Mon | Oct 15, 2018

Kevaughn finds success while fighting cerebral palsy

Published:Monday | August 22, 2016 | 12:00 AMJodi-Ann Gilpin
Kevaughn with his parents Alston and Andrea Higgins.
Kevaughn Higgins, student at Hydel Academy, who suffers from cerebral palsy.

His long-standing fight with cerebral palsy was compounded with major back surgery he had to do during fourth form. However, Kevaughn Higgins insisted that he would not repeat, but, instead, would sit all six Caribbean Secondary Education Certificate (CSEC) subjects.

That he did and successfully passed five subjects - English language, English literature, history, social studies, and religious education. He, however, will have to resit mathematics.

Andrea Higgins, Kevaughn's mother, said her son's success is even more rewarding because of the many hurdles that interrupted his preparations for the examinations.

"He was having severe pains in his back, and so in the middle of fourth form, he had to do surgery to release the muscles and the nerve endings that were tight. So he missed a lot of classes," she told The Gleaner.

Cerebral palsy is a neurological condition that affects movement and coordination.

"Therefore, there was the thought of whether or not to do the exam. However, he felt that it would be OK to try and do the work. So we paid for the courses and tried to get him to do as much as is possible," she said.

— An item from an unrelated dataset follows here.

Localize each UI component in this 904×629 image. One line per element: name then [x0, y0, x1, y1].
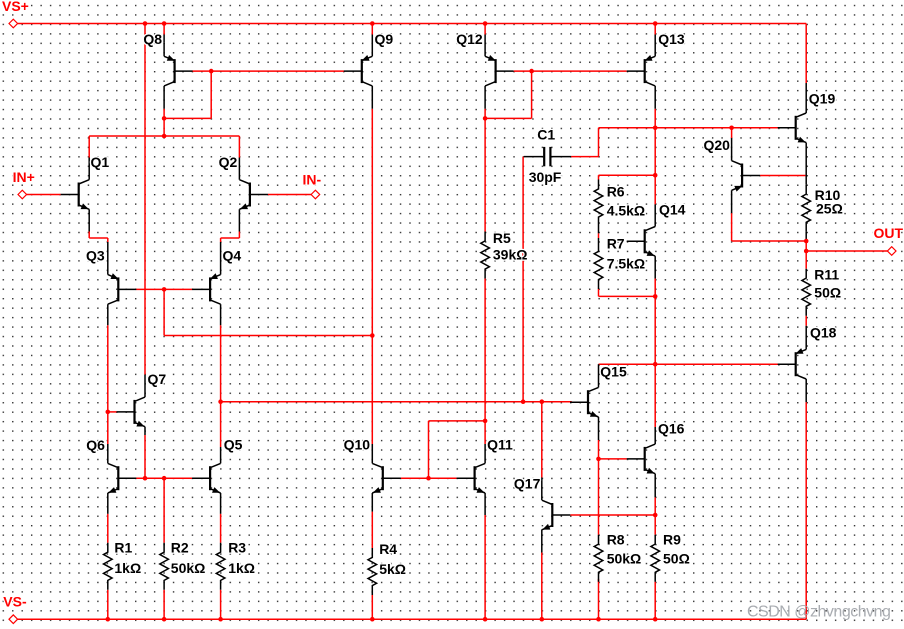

"For mathematics, we knew it would have been a challenge to catch up, therefore, there were no surprises there that he didn't pass."

His mother indicated that the journey was met with anger, depression, and grief, but explained that she is now having her days of joy.

"It's really a challenge when you have a child with disabilities, because there is little or no support from the State. If you don't drive, it's a problem. Initially, when we had to pay taxi fare, it was very expensive. You have to pay for the school, caregivers, among other expenses. You also have to work because you can't stay home," she said.

"For fifth form, we changed three to four caregivers, so that caused some amount of instability."

Kevaughn explained, too, that he had to prepare himself mentally to deal with the many obstacles, but noted that it paid off.

"I was on top of the world (seeing the results). English language is my best subject, and though it was stressful, I persevered," he said.




The 18-year-old, who is a student at the Hydel Group of Schools in St Catherine, also said he makes it a point of his duty to be an example to his peers, indicating that he wants to become a lawyer.

"I don't curse, I don't tell lie, I don't steal, neither am I disrespectful. I know that God puts me in this position for a reason," he declared.

"There are many issues with the justice system that I believe need to be addressed and I want to be a part of the solution."

His father, Alston Higgins, told The Gleaner that even though he was pleased with Kevaughn's academic performance, he is most impressed with his son's determination to possess the soft skills.

"He doesn't tell lie. It doesn't matter if he knows that he will be punished. You cannot get him to tell a lie. He's very disciplined and honest," he said.

Kevaughn's mother shared similar sentiments, highlighting that he is a versatile child.

"After the surgery, his memory was somewhat affected, but you can ask him anything in sports. He knows even things that happened before he was born. Current affairs, politics, you name it, he is able to hold a discussion. He's very sharp," she said.

The mother encouraged other parents with disabled children, saying, "There will be days of tears, there will be days of depression, days when you become anxious, but the key is to ensure that you have the right support system and, in everything, God is first."